HIPAA Notice of Privacy Practices

Effective Date: April 16, 2026 · Last Revised: April 16, 2026

🔒 Your health information is private. MedBid never shares your personal health details with providers until you explicitly accept or engage a bid. This Notice explains your full HIPAA rights and our obligations.

Who This Notice Applies To

This Notice of Privacy Practices applies to MedBid Inc. ("MedBid," "we," "our," or "us") and covers health information you provide when using the MedBid platform (medbid.ai) to post healthcare service requests, receive bids, and interact with verified providers.

MedBid functions as a Business Associate under HIPAA when it handles protected health information (PHI) on behalf of HIPAA-covered providers. When you post a request, certain information you provide — such as the type of procedure, body part, or health condition details — may constitute PHI that we are obligated to protect.

⚕️ MedBid is not itself a covered healthcare provider. Once you book with a provider through MedBid, that provider's own HIPAA Notice of Privacy Practices governs your PHI in their care.

Your Rights Under HIPAA

When it comes to your health information, you have the following rights:

📋 Right to Access

You can request a copy of the health information you have provided to MedBid. We will respond within 30 days.

✏️ Right to Correct

You can ask us to correct health information you believe is inaccurate or incomplete.

📜 Right to an Accounting

You can request a list of instances where we have shared your health information for purposes other than treatment, payment, or operations.

🚫 Right to Restrict

You can ask us to limit how we use or share your health information. We will consider your request but are not required to agree to all restrictions.

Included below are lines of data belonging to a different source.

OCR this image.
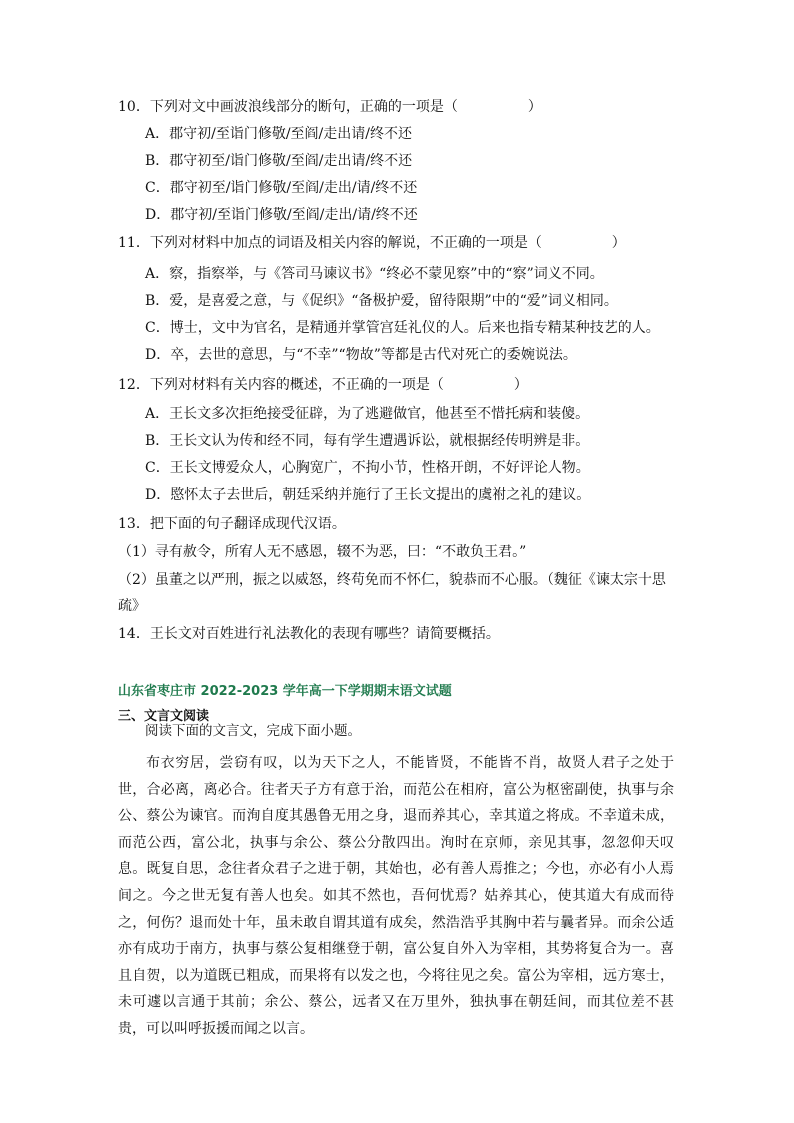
10．下列对文中画波浪线部分的断句，正确的一项是（　　　　　）
A．郡守初/至诣门修敬/至阎/走出请/终不还
B．郡守初至/诣门修敬/至阎/走出请/终不还
C．郡守初至/诣门修敬/至阎/走出/请/终不还
D．郡守初/至诣门修敬/至阎/走出/请/终不还
11．下列对材料中加点的词语及相关内容的解说，不正确的一项是（　　　　　）
A．察，指察举，与《答司马谏议书》“终必不蒙见察”中的“察”词义不同。
B．爱，是喜爱之意，与《促织》“备极护爱，留待限期”中的“爱”词义相同。
C．博士，文中为官名，是精通并掌管宫廷礼仪的人。后来也指专精某种技艺的人。
D．卒，去世的意思，与“不幸”“物故”等都是古代对死亡的委婉说法。
12．下列对材料有关内容的概述，不正确的一项是（　　　　　）
A．王长文多次拒绝接受征辟，为了逃避做官，他甚至不惜托病和装傻。
B．王长文认为传和经不同，每有学生遭遇诉讼，就根据经传明辨是非。
C．王长文博爱众人，心胸宽广，不拘小节，性格开朗，不好评论人物。
D．愍怀太子去世后，朝廷采纳并施行了王长文提出的虞祔之礼的建议。
13．把下面的句子翻译成现代汉语。
（1）寻有赦令，所宥人无不感恩，辍不为恶，曰：“不敢负王君。”
（2）虽董之以严刑，振之以威怒，终苟免而不怀仁，貌恭而不心服。（魏征《谏太宗十思
疏》
14．王长文对百姓进行礼法教化的表现有哪些？请简要概括。
山东省枣庄市 2022-2023 学年高一下学期期末语文试题
三、文言文阅读
阅读下面的文言文，完成下面小题。
布衣穷居，尝窃有叹，以为天下之人，不能皆贤，不能皆不肖，故贤人君子之处于世，合必离，离必合。往者天子方有意于治，而范公在相府，富公为枢密副使，执事与余公、蔡公为谏官。而洵自度其愚鲁无用之身，退而养其心，幸其道之将成。不幸道未成，而范公西，富公北，执事与余公、蔡公分散四出。洵时在京师，亲见其事，忽忽仰天叹息。既复自思，念往者众君子之进于朝，其始也，必有善人焉推之；今也，亦必有小人焉间之。今之世无复有善人也矣。如其不然也，吾何忧焉？姑养其心，使其道大有成而待之，何伤？退而处十年，虽未敢自谓其道有成矣，然浩浩乎其胸中若与曩者异。而余公适亦有成功于南方，执事与蔡公复相继登于朝，富公复自外入为宰相，其势将复合为一。喜且自贺，以为道既已粗成，而果将有以发之也，今将往见之矣。富公为宰相，远方寒士，未可遽以言通于其前；余公、蔡公，远者又在万里外，独执事在朝廷间，而其位差不甚贵，可以叫呼扳援而闻之以言。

📬 Right to Confidential Communication

You can request that we communicate with you in a specific way or at a specific location if you believe the standard method puts you at risk.

🗑️ Right to Delete

You can request deletion of your health information from MedBid's systems, subject to legal retention requirements.

📋 Right to a Paper Copy

You have the right to a paper copy of this Notice at any time, even if you have agreed to receive it electronically.

⚠️ Right to File a Complaint

If you believe your privacy rights have been violated, you can file a complaint with us or with the U.S. Department of Health & Human Services.

How We Use and Share Your Health Information

Permitted Uses (No Authorization Required)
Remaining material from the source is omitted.